From his car seat behind me, my two-year-old observed something he hadn’t seen in over a year and most certainly didn’t remember: a traffic jam. As Californians get vaccinated and begin their “return to normal,” one of the state’s most famous headaches is making its smoggy comeback. Our freeways and highways are filling up with the cars of commuters, travelers, and schoolchildren.
In the urban hubs of Los Angeles and the San Francisco Bay Area, traffic congestion has nearly returned to pre-pandemic numbers, despite many people continuing to work from home. Newly reopened attractions like museums and restaurants are drawing people onto the roads, as is in-person learning in California’s public schools. In the grand scheme of things, this is great—for our sanity and our economy. But for those of us who’ve enjoyed breezing across an empty Bay Bridge or flying down the 405, the return of bumper-to-bumper traffic is unwelcome. It’s also a different kind from the one we once knew. The pandemic has, at least for now, changed the way we drive and the reasons that we’re back behind the wheel.
In Los Angeles, traffic-related deaths have returned to pre-pandemic levels—and not necessarily because there are more cars on the road. In the past 15 months, more citizens have taken to walking and bicycling, and many of those who are driving are accustomed to the empty streets of the shelter-in-place phase, leading to a substantial rise in speeding. This jump in both car speeds and pedestrians is resulting in what the Los Angeles Police Department is calling an “alarming increase” in tragic deaths.
There’s also this unexpected twist on post-pandemic traffic numbers: Over the past year, we’ve experienced a population exodus from California’s cities to the state’s suburbs. Working from home has allowed people who’ve struggled to afford urban rents or mortgages the opportunity to sprawl into cheaper outlying areas. According to change-of-address information from the United States Postal Service, between March and November of last year, there was a 77 percent increase in people leaving their San Francisco apartments from the year prior, although the majority of those people remained in the Bay Area. San Franciscans who move to the typically car-dependent suburbs (and now there are a lot more of them) must now drive instead of walk or use public transit, as they formerly did.
While we might be working from home, we’re driving to recreate. Mobility numbers to outdoor destinations in counties like Mariposa (home to Yosemite National Park) and El Dorado (home to South Lake Tahoe) are up 95 percent and 87 percent, respectively.
Public transit ridership, which requires passengers to share an enclosed space with strangers—a situation still too fraught to many as we get closer to being out of the pandemic—remains drastically diminished. BART, for example, had about 14 percent of its pre-COVID ridership. San Francisco’s Muni busses carry only 27 percent of their 2019 passengers.

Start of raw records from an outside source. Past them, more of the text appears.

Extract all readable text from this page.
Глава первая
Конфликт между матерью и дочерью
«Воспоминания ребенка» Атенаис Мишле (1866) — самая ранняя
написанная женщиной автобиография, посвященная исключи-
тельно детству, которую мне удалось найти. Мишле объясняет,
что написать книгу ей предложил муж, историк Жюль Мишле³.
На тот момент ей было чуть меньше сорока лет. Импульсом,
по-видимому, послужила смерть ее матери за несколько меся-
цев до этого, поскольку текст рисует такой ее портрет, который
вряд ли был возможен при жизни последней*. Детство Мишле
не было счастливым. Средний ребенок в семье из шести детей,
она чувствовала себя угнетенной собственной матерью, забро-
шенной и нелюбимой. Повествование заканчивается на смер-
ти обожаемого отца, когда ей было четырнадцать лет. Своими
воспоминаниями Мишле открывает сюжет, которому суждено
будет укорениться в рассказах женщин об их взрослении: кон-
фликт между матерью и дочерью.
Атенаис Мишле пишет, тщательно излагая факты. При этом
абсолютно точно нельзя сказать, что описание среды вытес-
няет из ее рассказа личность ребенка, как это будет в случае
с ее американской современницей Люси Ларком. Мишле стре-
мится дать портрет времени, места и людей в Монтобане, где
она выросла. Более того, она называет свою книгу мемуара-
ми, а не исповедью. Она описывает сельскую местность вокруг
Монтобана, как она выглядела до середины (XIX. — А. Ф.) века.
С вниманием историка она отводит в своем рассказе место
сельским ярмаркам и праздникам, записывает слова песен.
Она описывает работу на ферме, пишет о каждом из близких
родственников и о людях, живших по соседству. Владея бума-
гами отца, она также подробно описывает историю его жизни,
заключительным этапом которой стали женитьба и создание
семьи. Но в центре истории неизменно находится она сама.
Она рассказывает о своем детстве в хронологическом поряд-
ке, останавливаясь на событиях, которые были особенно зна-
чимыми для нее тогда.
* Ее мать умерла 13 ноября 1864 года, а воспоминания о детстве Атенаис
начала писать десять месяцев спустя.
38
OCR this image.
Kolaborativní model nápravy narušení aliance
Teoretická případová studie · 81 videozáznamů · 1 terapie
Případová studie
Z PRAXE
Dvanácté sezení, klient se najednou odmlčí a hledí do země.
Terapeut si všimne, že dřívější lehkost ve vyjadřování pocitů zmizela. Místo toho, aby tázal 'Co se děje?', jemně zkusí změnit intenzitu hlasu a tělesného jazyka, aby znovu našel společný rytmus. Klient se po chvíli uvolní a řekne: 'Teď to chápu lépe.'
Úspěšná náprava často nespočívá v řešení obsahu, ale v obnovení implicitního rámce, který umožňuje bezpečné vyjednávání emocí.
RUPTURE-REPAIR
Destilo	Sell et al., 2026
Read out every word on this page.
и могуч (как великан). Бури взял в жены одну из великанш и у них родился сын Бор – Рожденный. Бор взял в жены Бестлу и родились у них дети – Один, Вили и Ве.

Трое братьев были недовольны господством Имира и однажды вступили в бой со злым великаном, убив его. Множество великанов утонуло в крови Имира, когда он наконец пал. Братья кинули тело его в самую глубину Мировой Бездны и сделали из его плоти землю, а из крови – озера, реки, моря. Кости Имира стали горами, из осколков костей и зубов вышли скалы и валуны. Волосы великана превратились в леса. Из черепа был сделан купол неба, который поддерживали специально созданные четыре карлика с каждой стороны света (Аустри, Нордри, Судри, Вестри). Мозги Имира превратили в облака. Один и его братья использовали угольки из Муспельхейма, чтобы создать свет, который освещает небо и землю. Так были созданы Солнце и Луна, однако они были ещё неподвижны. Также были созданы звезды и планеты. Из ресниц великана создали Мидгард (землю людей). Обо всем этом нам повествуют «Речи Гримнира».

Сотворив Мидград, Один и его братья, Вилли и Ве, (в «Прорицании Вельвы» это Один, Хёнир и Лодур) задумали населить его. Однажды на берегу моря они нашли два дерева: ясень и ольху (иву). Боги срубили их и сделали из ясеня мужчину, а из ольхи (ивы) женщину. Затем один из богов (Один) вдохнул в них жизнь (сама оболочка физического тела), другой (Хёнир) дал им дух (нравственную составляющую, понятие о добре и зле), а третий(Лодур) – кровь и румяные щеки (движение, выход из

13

Finally, the state’s shutdown gave air-quality experts and scientists an opportunity to study Los Angeles’s infamous smog. If we drive a lot less, does the air get a lot better? No. A few of the dire effects of climate change—namely an increase in temperatures and wildfires—are the biggest contributors to the continued decline in L.A. air quality, not CO2 emissions. Don’t get us wrong. CO2 emissions are bad—and particularly in the communities, most often lower-income, surrounded by online retailer mega-warehouses that rely on big rigs for deliveries, the majority of which are in Southern California. The statewide shutdown didn’t fix smog, despite our optimism.
So, yep. We’re stuck in traffic again. But the driving changes brought on by a pandemic provide opportunities for innovators and problem-solvers to adapt and improve the ways we get around. California cities are working hard to become more pedestrian-friendly and less reliant on cars, and state lawmakers are calling on corporations with L.A.-area warehouses to slash diesel emissions caused by their trucks.
Back to normal probably isn’t in the cards yet for California—even if our bumpers get a lot closer than six feet apart. Are you driving differently post-pandemic?